À Conrad Waddington (1905-1975), Theodosus Dobzhansky (1900-1975), biologistes tous les deux, et Patrick Glynn dans son A not-So-Random Universe, atténuent le rôle de Maître Hasard, porté en triomphe par Jacques Monod. Grichka et Igor Bogdanov, deux spécialistes contemporains en physique théorique, s’élèvent contre la thèse du hasard dans l’évolution.

Comment rendre vraiment compte « d’une aventure ontologique qui aurait fait surgir la vie comme un hasard de la matière, la conscience comme un hasard de la vie, et surtout l’esprit comme la chance imprévisible d’une évolution ténébreuse en sa profondeur et inventant la lumière à sa cime », se demande Pierre-Henri Simon. Aussi, la notion de hasard organisationnel introduite en 1931 par le médecin biologiste Henri Atland demeure-t-elle très discutable.
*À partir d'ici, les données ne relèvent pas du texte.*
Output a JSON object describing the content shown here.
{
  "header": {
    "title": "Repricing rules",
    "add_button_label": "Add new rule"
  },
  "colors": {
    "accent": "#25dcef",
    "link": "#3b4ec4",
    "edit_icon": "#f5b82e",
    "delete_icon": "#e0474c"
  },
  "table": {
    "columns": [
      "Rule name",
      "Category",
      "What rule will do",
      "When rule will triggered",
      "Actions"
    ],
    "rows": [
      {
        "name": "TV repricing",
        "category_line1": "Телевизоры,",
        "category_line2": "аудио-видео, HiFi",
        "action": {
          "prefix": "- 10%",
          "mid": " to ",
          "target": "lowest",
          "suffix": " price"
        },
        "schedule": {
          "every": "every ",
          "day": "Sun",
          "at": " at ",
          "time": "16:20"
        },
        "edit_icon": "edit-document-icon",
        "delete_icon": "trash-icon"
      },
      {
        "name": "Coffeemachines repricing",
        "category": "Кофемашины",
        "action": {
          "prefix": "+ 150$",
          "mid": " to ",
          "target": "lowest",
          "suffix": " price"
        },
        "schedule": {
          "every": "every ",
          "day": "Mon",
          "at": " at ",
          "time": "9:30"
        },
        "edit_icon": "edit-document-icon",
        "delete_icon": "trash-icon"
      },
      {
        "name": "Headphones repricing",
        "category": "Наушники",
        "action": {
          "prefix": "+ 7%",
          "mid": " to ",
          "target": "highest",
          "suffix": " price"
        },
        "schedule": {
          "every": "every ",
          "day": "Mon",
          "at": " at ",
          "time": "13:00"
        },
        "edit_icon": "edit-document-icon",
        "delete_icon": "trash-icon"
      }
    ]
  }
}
Naguère, dans la Théogonie d’Hésiode (VIIIe/VIIe s. av. JC), « avant tout fut Chaos ; puis Terre aux larges flancs, assise, sûre, à jamais offerte à tous les vivants, et Éros, le plus beau parmi les dieux immortels, celui qui rompt les membres et qui, dans la poitrine de tout dieu comme de tout homme, compte le cœur et le sage vouloir. Du Chaos naquit Érèbe et la noire nuit. Et de Nuit, à son tour, sortirent Ether et Lumière du Jour. » Ovide, dans Métamorphose (I, 7) décrit le chaos « comme une masse informe et confuse » Pourtant, à la lumière des travaux des physiciens James A. Yorke et Tien-Yien Li en 1975, le chaos n’est « qu’apparemment aléatoire. » « Un système d’équations à petit nombre de degrés de liberté, sans que le hasard n’entra dans la formulation de ces lois », déclarent-ils. Les « structures dissipatives » de Prigogine représentent une forme d’organisation à partir du désordre. Rappelons que de leur temps, les Grecs savaient que l’univers constitué est kosmos, en d’autres termes, ordre.






Donc, selon la « chaologie moderne », « un désordre bien ordonné que le chaos », déclare James Gleick. « Phénomènes de turbulence des systèmes à dépendance sensible aux conditions initiales » , ce chaos « cache des régularités que le calcul des probabilités dévoile », ajoute-t-il. Un chaos déterministe ! « J’ai besoin du chaos en moi pour enfanter une étoile dansante », s’exclamait Nietzsche.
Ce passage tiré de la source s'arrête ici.